Presenter of 2 Presentations
IS004 - COVID-19 AND THE ANTIPHOSPHOLIPID SYNDROME (ID 790)
Abstract
Abstract Body
Patients with COVID-19 with lung or systemic involvement present coagulation abnormalities, such as prolongation of prothrombin time and activated partial thromboplastin time, increased D-dimer levels, and, in some cases, severe thrombocytopenia. These patients are at high risk for thromboembolic events (arterial or venous) and thrombotic microangiopathy. The incidence of thromboembolic events in patients with COVID-19 is probably underestimated because of the asymptomatic presentation and the failure to perform systematic imaging studies. Thrombotic microangiopathy has been found in most of the few autopsies that have been performed to date, and the presence of pulmonary thromboembolism and deep vein thrombosis is striking in many of them. This hypercoagulability situation resembles antiphospholipid syndrome (APS), especially in its most severe form, catastrophic APS.

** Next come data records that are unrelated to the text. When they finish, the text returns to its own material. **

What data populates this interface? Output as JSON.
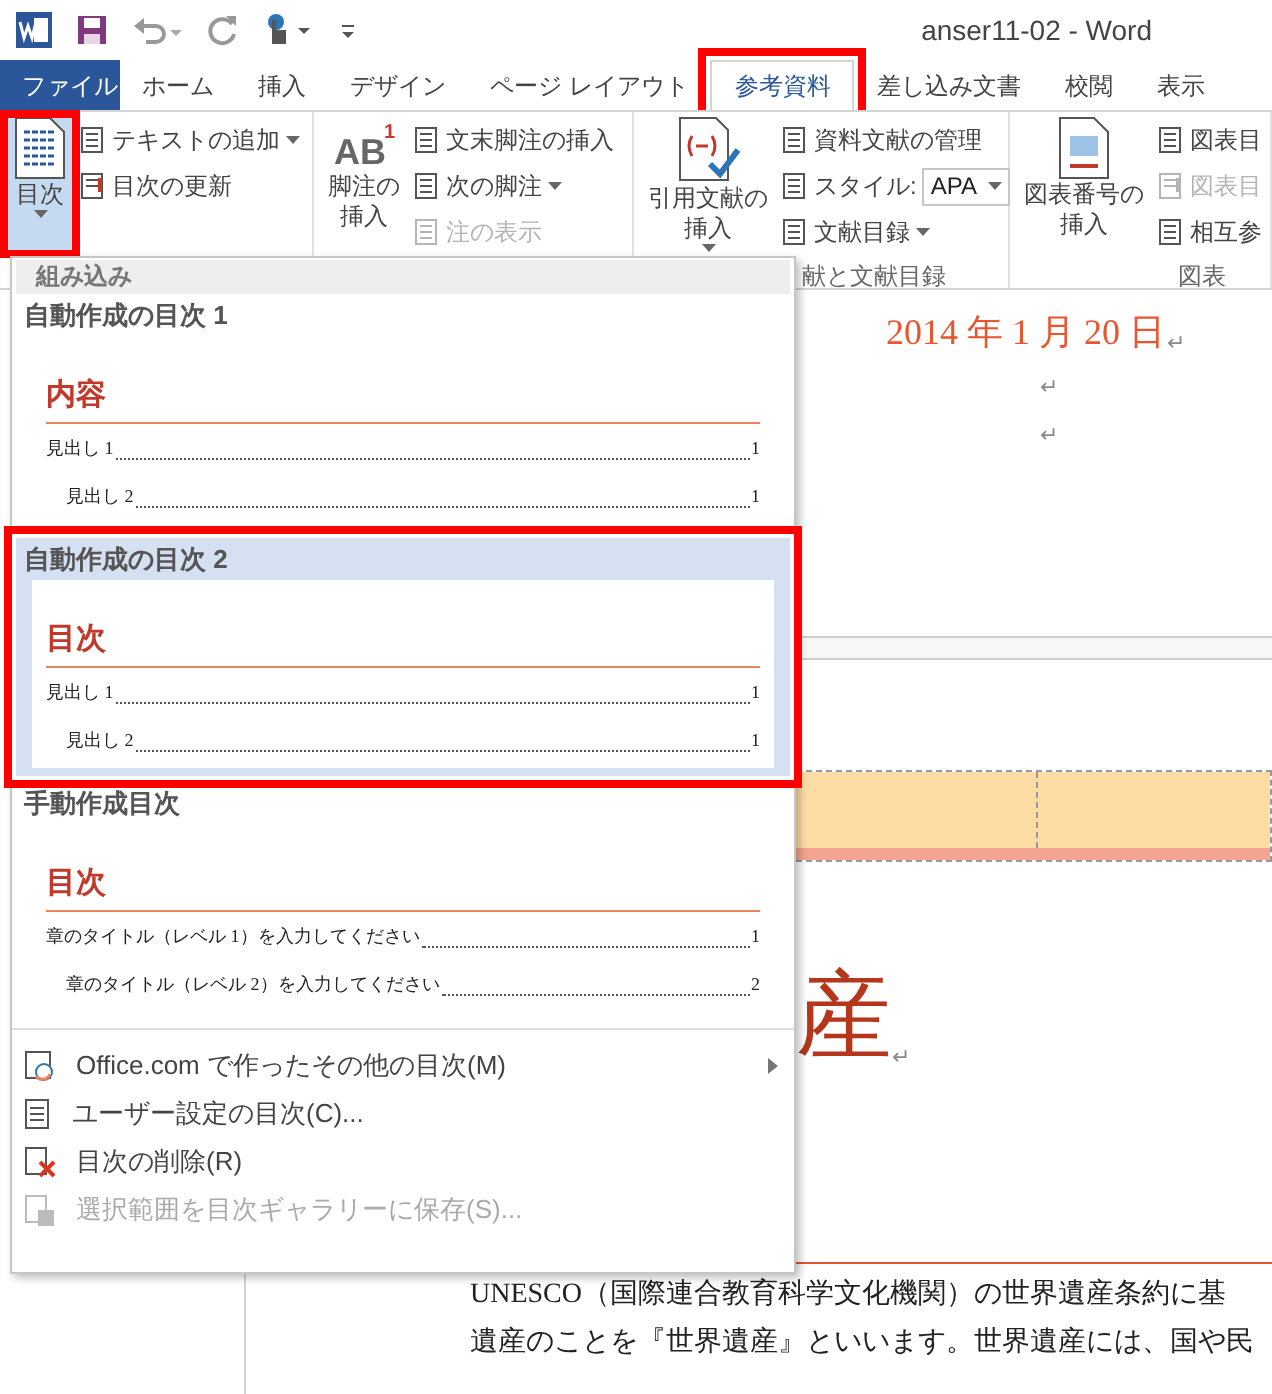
{
  "title_bar": {
    "title": "anser11-02 - Word"
  },
  "tabs": [
    {
      "label": "ファイル",
      "kind": "file",
      "selected": false,
      "annotated": false
    },
    {
      "label": "ホーム",
      "kind": "tab",
      "selected": false,
      "annotated": false
    },
    {
      "label": "挿入",
      "kind": "tab",
      "selected": false,
      "annotated": false
    },
    {
      "label": "デザイン",
      "kind": "tab",
      "selected": false,
      "annotated": false
    },
    {
      "label": "ページ レイアウト",
      "kind": "tab",
      "selected": false,
      "annotated": false
    },
    {
      "label": "参考資料",
      "kind": "tab",
      "selected": true,
      "annotated": true
    },
    {
      "label": "差し込み文書",
      "kind": "tab",
      "selected": false,
      "annotated": false
    },
    {
      "label": "校閲",
      "kind": "tab",
      "selected": false,
      "annotated": false
    },
    {
      "label": "表示",
      "kind": "tab",
      "selected": false,
      "annotated": false
    }
  ],
  "ribbon_groups": [
    {
      "large": {
        "label_lines": [
          "目次"
        ],
        "caret": true,
        "pressed": true,
        "annotated": true
      },
      "small": [
        {
          "kind": "button",
          "label": "テキストの追加",
          "caret": true,
          "disabled": false
        },
        {
          "kind": "button",
          "label": "目次の更新",
          "caret": false,
          "disabled": false
        }
      ]
    },
    {
      "large": {
        "label_lines": [
          "脚注の",
          "挿入"
        ],
        "icon_text": "AB",
        "icon_superscript": "1",
        "caret": false,
        "pressed": false,
        "annotated": false
      },
      "small": [
        {
          "kind": "button",
          "label": "文末脚注の挿入",
          "caret": false,
          "disabled": false
        },
        {
          "kind": "button",
          "label": "次の脚注",
          "caret": true,
          "disabled": false
        },
        {
          "kind": "button",
          "label": "注の表示",
          "caret": false,
          "disabled": true
        }
      ]
    },
    {
      "label": "献と文献目録",
      "large": {
        "label_lines": [
          "引用文献の",
          "挿入"
        ],
        "caret": true,
        "pressed": false,
        "annotated": false
      },
      "small": [
        {
          "kind": "button",
          "label": "資料文献の管理",
          "caret": false,
          "disabled": false
        },
        {
          "kind": "select",
          "label": "スタイル:",
          "value": "APA",
          "disabled": false
        },
        {
          "kind": "button",
          "label": "文献目録",
          "caret": true,
          "disabled": false
        }
      ]
    },
    {
      "label": "図表",
      "large": {
        "label_lines": [
          "図表番号の",
          "挿入"
        ],
        "caret": false,
        "pressed": false,
        "annotated": false
      },
      "small": [
        {
          "kind": "button",
          "label": "図表目",
          "caret": false,
          "disabled": false
        },
        {
          "kind": "button",
          "label": "図表目",
          "caret": false,
          "disabled": true
        },
        {
          "kind": "button",
          "label": "相互参",
          "caret": false,
          "disabled": false
        }
      ]
    }
  ],
  "toc_menu": {
    "section": "組み込み",
    "gallery": [
      {
        "title": "自動作成の目次 1",
        "selected": false,
        "annotated": false,
        "heading": "内容",
        "entries": [
          {
            "text": "見出し 1",
            "page": "1",
            "children": [
              {
                "text": "見出し 2",
                "page": "1"
              }
            ]
          }
        ]
      },
      {
        "title": "自動作成の目次 2",
        "selected": true,
        "annotated": true,
        "heading": "目次",
        "entries": [
          {
            "text": "見出し 1",
            "page": "1",
            "children": [
              {
                "text": "見出し 2",
                "page": "1"
              }
            ]
          }
        ]
      },
      {
        "title": "手動作成目次",
        "selected": false,
        "annotated": false,
        "heading": "目次",
        "entries": [
          {
            "text": "章のタイトル（レベル 1）を入力してください",
            "page": "1",
            "children": [
              {
                "text": "章のタイトル（レベル 2）を入力してください",
                "page": "2"
              }
            ]
          }
        ]
      }
    ],
    "items": [
      {
        "label": "Office.com で作ったその他の目次(M)",
        "submenu": true,
        "disabled": false
      },
      {
        "label": "ユーザー設定の目次(C)...",
        "submenu": false,
        "disabled": false
      },
      {
        "label": "目次の削除(R)",
        "submenu": false,
        "disabled": false
      },
      {
        "label": "選択範囲を目次ギャラリーに保存(S)...",
        "submenu": false,
        "disabled": true
      }
    ]
  },
  "document": {
    "date": {
      "text": "2014 年 1 月 20 日",
      "mark": "↵"
    },
    "empty_marks": [
      "↵",
      "↵"
    ],
    "title": {
      "text": "産",
      "mark": "↵"
    },
    "body": [
      "UNESCO（国際連合教育科学文化機関）の世界遺産条約に基",
      "遺産のことを『世界遺産』といいます。世界遺産には、国や民"
    ]
  }
}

Although it has been described that up to 87.7% of patients with severe forms of COVID-19 were positive for lupus anticoagulant (LA) during their stay in the Intensive Care Units, the prevalence and clinical association of the presence of antiphospholipid antibodies (aPL) and other molecules related to APS is not sufficiently known.

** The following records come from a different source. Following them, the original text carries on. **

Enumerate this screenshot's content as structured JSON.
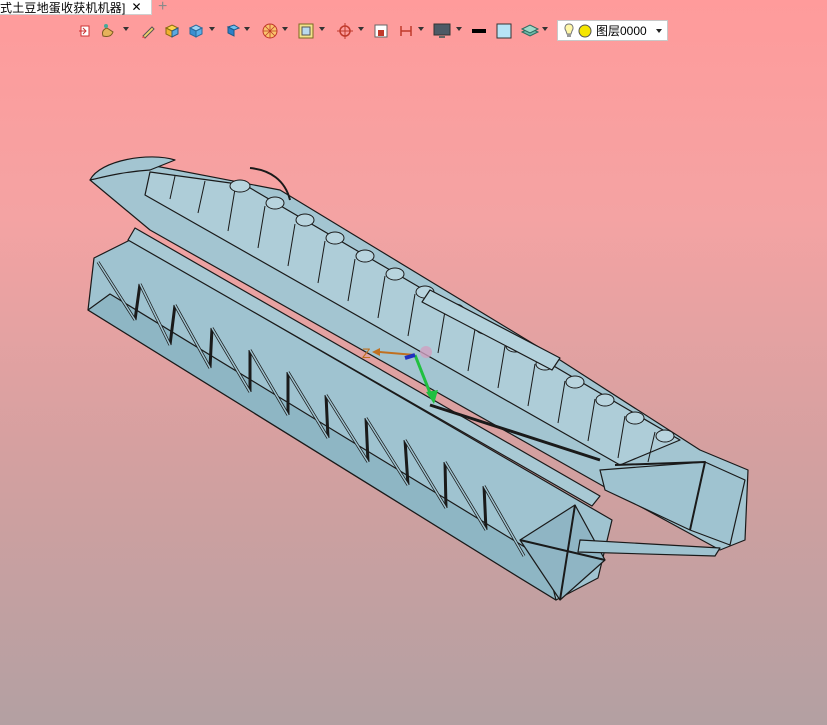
{
  "tab": {
    "title": "式土豆地蛋收获机机器]",
    "close_icon": "close-icon",
    "add_icon": "add-tab-icon"
  },
  "toolbar": {
    "icons": [
      "exit-icon",
      "paint-icon",
      "sketch-pen-icon",
      "box-solid-icon",
      "cube-icon",
      "view-cube-icon",
      "render-icon",
      "frame-icon",
      "coordinate-icon",
      "select-window-icon",
      "dimension-icon",
      "display-icon",
      "line-color-icon",
      "fill-color-icon",
      "layers-icon"
    ]
  },
  "layer": {
    "label": "图层0000",
    "light_icon": "bulb-icon",
    "color_icon": "layer-color-icon"
  },
  "triad": {
    "z_label": "Z"
  },
  "colors": {
    "model_fill": "#9fc3d0",
    "model_edge": "#1a1a1a",
    "bg_top": "#ff9b9b",
    "bg_bottom": "#b3a0a2"
  }
}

Recently, we have been able to demonstrate that blood levels of β2-glycoprotein I (GPI) are much lower in patients with COVID-19 than in the general population. Moreover, none of the patients who had normal β2GPI levels had respiratory failure or died. We have also found that the aPL prevalence in patients with COVID-19 is similar to that in controls of the same age (except for IgA-aβ2GPI, whose prevalence is significantly higher) without being associated with the incidence of thrombotic events or other complications of the disease.
Lack of β2GPI would impede regulatory function of coagulation and platelet aggregation, leaving patients without weapons to control a thrombotic storm. This situation would be clinically and functionally equivalent to APS, although autoantibodies would not be involved.
O042 - ECULIZUMAB USE IN CATASTROPHIC ANTIPHOSPHOLIPID SYNDROME (CAPS): DESCRIPTIVE ANALYSIS FROM THE “CAPS REGISTRY” (ID 297)
Abstract
Background and Aims
To describe the real-world experience of eculizumab use in patients with catastrophic antiphospholipid syndrome (CAPS) according to the information provided by the “CAPS Registry”.
Methods
We analyzed the demographic, clinical and immunological data from all the patients included in the “CAPS Registry” treated with eculizumab and described the indications for eculizumab administration, dose, outcome, use of prophylactic vaccines and adverse effects.
Results
The “CAPS Registry” currently includes 584 patients from whom 39 (6.7%) were treated with eculizumab (it was used as a rescue therapy in 30 cases while in 6 cases it was used as first line therapy). Mean age of eculizumab treated patients was 39 years (SD=14.6), 72% were female, 77% had a primary APS and 79% had a precipitating factor before the CAPS event. Thrombocytopenia was present in 28 (72%) cases and features of microangiopathic hemolytic anemia were present in 15 (38.5%). Twenty-nine (74.4%) patients recovered from the episode of CAPS (four showed only partial remission). Symptoms worsened in 9 patients, from whom 5 finally died despite the treatment. There was only one relapse after a median follow up of 10.7 months. The most common treatment regimen was 900 mg weekly for four weeks and 1200mg fortnightly.
Conclusions
According to the real-world experience provided by the “CAPS Registry”, eculizumab can be considered in some patients with CAPS refractory to previous therapies, especially if they present with features of complement-mediated thrombotic microangiopathy.